2. Release some truly competitive smartphones -- not just hardware, but software and services. Again, the N9 and N950 show that Nokia was finally on the right track. Take a look at last week's tech blogger and reviewer N9 write-ups. They nearly universally are: "Wow, I'd buy this phone if MeeGo wasn't a dead end". Federal Communications Commission info on the N950 shows what an incredibly good smartphone it could be.

N9's muted enthusiasm shows that with the right marketing, and more importantly support from the chief executive's office, there was a hit in the making -- and one capable of turning negative perceptions positive.

3. Improved sync and services. Synchronization is the killer application for the connected era. But Nokia didn't get sync, or supporting services like contacts and mail, right. Ovi was good in concept -- not execution. But the April deal with Yahoo, for bulking up Ovi services was move in the right direction. I hear lots of complaints about how Nokia does good hardware but not software. Actually sync and cloud services are the problem, and it's one easily solved through the right partnership if not refocused development.

4. Reignited cameraphone marketing. Nokia has long shipped simply the best cameraphones in its high-end feature phones and smartphones. Carl Zeiss lenses, LED flashes, physical shutter buttons and more distinguished Nokia cameraphones long before Apple shipped one iPhone. In a way, Nokia brought great technology to market too early. The market is ripe for what Nokia has got.

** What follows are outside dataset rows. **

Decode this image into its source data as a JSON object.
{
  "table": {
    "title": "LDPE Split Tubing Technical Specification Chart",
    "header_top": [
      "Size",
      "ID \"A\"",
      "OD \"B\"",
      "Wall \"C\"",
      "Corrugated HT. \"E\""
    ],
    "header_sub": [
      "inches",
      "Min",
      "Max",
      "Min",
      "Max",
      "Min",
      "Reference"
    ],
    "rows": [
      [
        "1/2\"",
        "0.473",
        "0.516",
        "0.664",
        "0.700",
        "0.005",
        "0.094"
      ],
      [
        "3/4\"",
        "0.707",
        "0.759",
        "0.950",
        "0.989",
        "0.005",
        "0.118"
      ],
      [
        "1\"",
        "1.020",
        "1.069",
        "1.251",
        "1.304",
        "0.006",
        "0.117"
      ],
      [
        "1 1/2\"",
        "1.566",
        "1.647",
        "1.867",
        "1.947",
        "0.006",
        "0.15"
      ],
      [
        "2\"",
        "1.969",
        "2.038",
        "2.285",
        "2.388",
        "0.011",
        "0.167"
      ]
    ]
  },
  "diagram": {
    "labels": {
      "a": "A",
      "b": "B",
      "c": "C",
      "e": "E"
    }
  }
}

5. Worked with developers to produce newer and better localized applications -- social networking, too. One of Nokia's platform strengths: Applications and services broadly available for specific regions and languages, particularly in Europe and emerging markets in Africa and Asia. Nokia should have spent Elop's first nine months supporting developers. The apps would be important for holding onto existing customers and migrating them to smarter Nokia handsets.

6. Broadly pushed out a mobile money service quickly. The other killer application for the connected era is mobile money. Nokia already has a mobile money strategy/service. The company should have pushed quickly to spreading its mobile payment/banking system across the install base, also working with some of the truly successful services spreading out of Africa.

7. Shortened product release cycles. Nokia takes too long from product announcement to handset availability. See my story from last week, for more on this one.

8. Negotiated major US distribution deals for Nokia smartphones. Would this be so hard for a Canadian CEO to do? In doing so, do some aggressive Nokia marketing in North America.

The point: These all were strategies underway before the Elop era. Nokia had already started to realign in the right direction. The company simply needed a leader who could accelerate plans and get products and services to market faster. Instead, Elop derailed the Nokia Express to get the train on the Windows Mobile tracks. None of these existing assets could make a difference alone. They're all needed, with the right leadership behind them. Nokia hasn't got it.